In Part 1, I discuss the theory underlying both within-study comparisons and single ITS. I propose an assessment framework to determine whether results from a given design should be deemed "concordant" with an RCT for a given intervention. This framework aims to unify metrics for concordance used in the existing literature, and considers both practical and statistical significance. After summarizing best practices of single ITS analysis, I propose two falsification tests to determine whether the single ITS design is well suited for the trend stability of a particular dataset. These tests draw from literature on determining structural breaks in time series data, as well as work on the optimal binning of data in the regression discontinuity design.
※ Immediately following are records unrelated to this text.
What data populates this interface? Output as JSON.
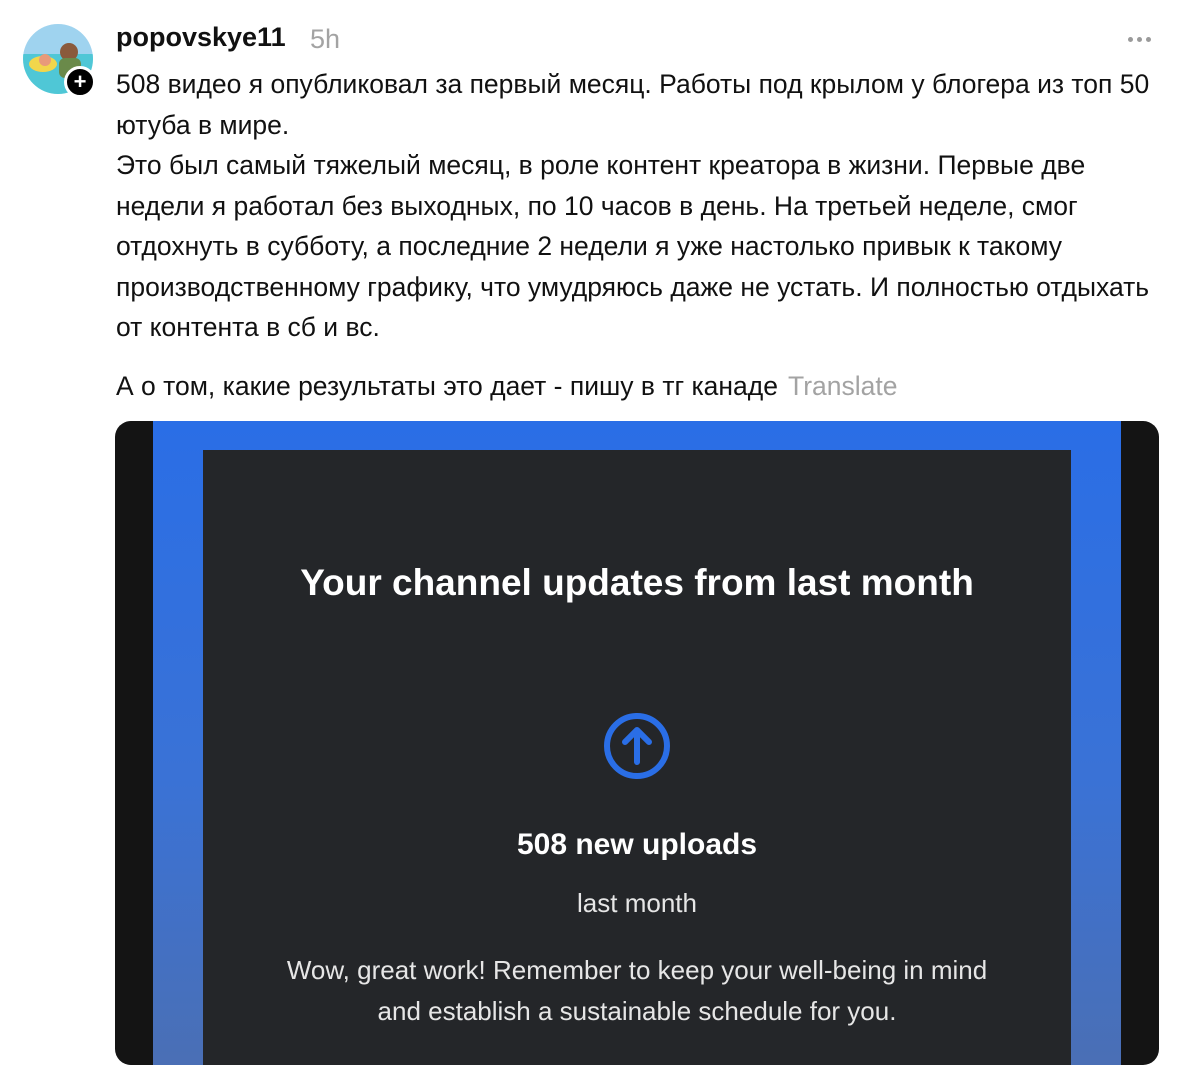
{
  "post": {
    "username": "popovskye11",
    "timestamp": "5h",
    "follow_symbol": "+",
    "paragraph1": "508 видео я опубликовал за первый месяц. Работы под крылом у блогера из топ 50 ютуба в мире.",
    "paragraph2": "Это был самый тяжелый месяц, в роле контент креатора в жизни. Первые две недели я работал без выходных, по 10 часов в день. На третьей неделе, смог отдохнуть в субботу, а последние 2 недели я уже настолько привык к такому производственному графику, что умудряюсь даже не устать. И полностью отдыхать от контента в сб и вс.",
    "paragraph3": "А о том, какие результаты это дает - пишу в тг канаде",
    "translate_label": "Translate"
  },
  "media": {
    "title": "Your channel updates from last month",
    "icon": "upload-arrow-icon",
    "uploads_count": "508 new uploads",
    "uploads_period": "last month",
    "message": "Wow, great work! Remember to keep your well-being in mind and establish a sustainable schedule for you."
  },
  "colors": {
    "accent_blue": "#2a6ee6",
    "card_bg": "#242629",
    "muted_text": "#a3a3a3"
  }
}
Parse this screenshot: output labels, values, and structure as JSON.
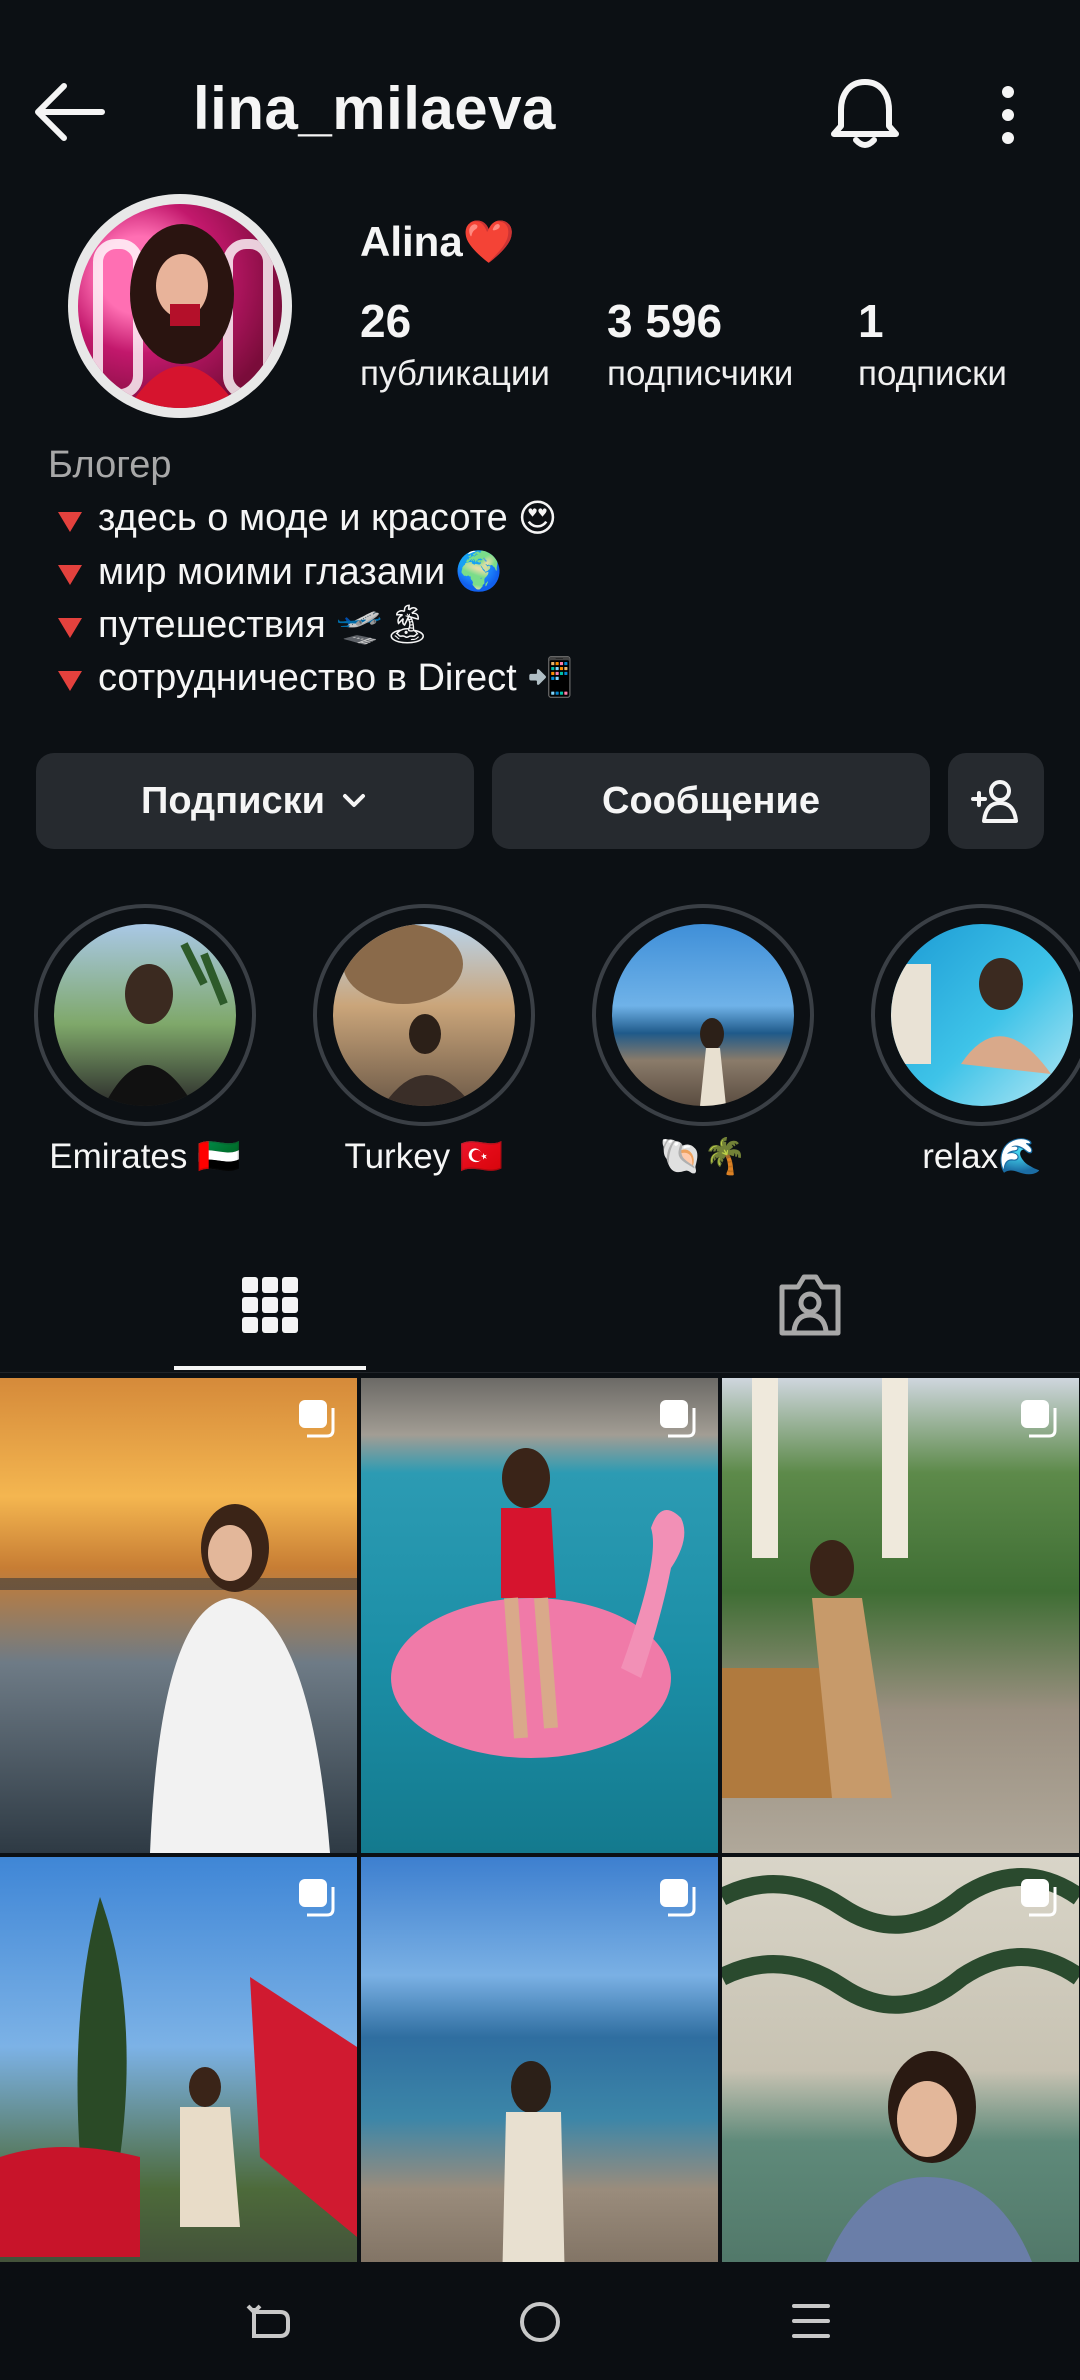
{
  "header": {
    "username": "lina_milaeva",
    "back_icon": "arrow-left-icon",
    "bell_icon": "bell-icon",
    "more_icon": "more-vertical-icon"
  },
  "profile": {
    "display_name": "Alina❤️",
    "stats": [
      {
        "value": "26",
        "label": "публикации"
      },
      {
        "value": "3 596",
        "label": "подписчики"
      },
      {
        "value": "1",
        "label": "подписки"
      }
    ],
    "category": "Блогер",
    "bio": [
      {
        "text": "здесь о моде и красоте",
        "emoji": "😍"
      },
      {
        "text": "мир моими глазами",
        "emoji": "🌍"
      },
      {
        "text": "путешествия",
        "emoji": "🛫🏝"
      },
      {
        "text": "сотрудничество в Direct",
        "emoji": "📲"
      }
    ]
  },
  "actions": {
    "following_label": "Подписки",
    "message_label": "Сообщение",
    "add_user_icon": "add-user-icon"
  },
  "highlights": [
    {
      "label": "Emirates 🇦🇪"
    },
    {
      "label": "Turkey 🇹🇷"
    },
    {
      "label": "🐚🌴"
    },
    {
      "label": "relax🌊"
    }
  ],
  "tabs": {
    "grid_icon": "grid-icon",
    "tagged_icon": "tagged-person-icon"
  },
  "colors": {
    "background": "#0c1014",
    "button": "#262a2f",
    "accent_red": "#e4413d"
  }
}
In Part 2, I conduct two within-study comparisons for single ITS. The first study evaluates a behavior change campaign in Uganda aimed at increasing uptake of rapid diagnostic tests for malaria. The WSC finds that single ITS estimates are highly concordant with that of the RCT, producing almost identical results in both point estimate and standard error. This result is robust to multiple specifications. The second study evaluates the effect of the expansion of Medicaid on emergency department use in Oregon. In this case, the single ITS estimates are so discordant with the RCT as to produce statistically significant results in the wrong direction. This result is also robust to multiple specification decisions.
In comparing these differing results, I note important differences between the two datasets. The Uganda data passed the falsification tests for trend stability proposed in Part 1, while the Oregon data failed. Additionally, the Oregon sample is likely subject to a manifestation of self-selection known as "Ashenfelter's dip," whereas the Uganda sample is not. The implication of this shift in outcomes just before the intervention's introduction is especially damaging to single ITS, in comparison to traditionally "weaker" pre-post designs.
In Part 3, I attempt to generate hypotheses as to when single ITS should and should not be used. First, samples defined by self-selection are particularly problematic for single ITS analysis. Second, the advantages of relying on time trends must be weighed against the additional strong assumptions that the single ITS design carries with it. Third, trend stability in the pre period is a crucial factor in getting reliable estimates from single ITS. Fourth, the robustness of results in both WSCs suggests that whether to evaluate a given program with a single ITS design is a more important decision than how to implement ITS.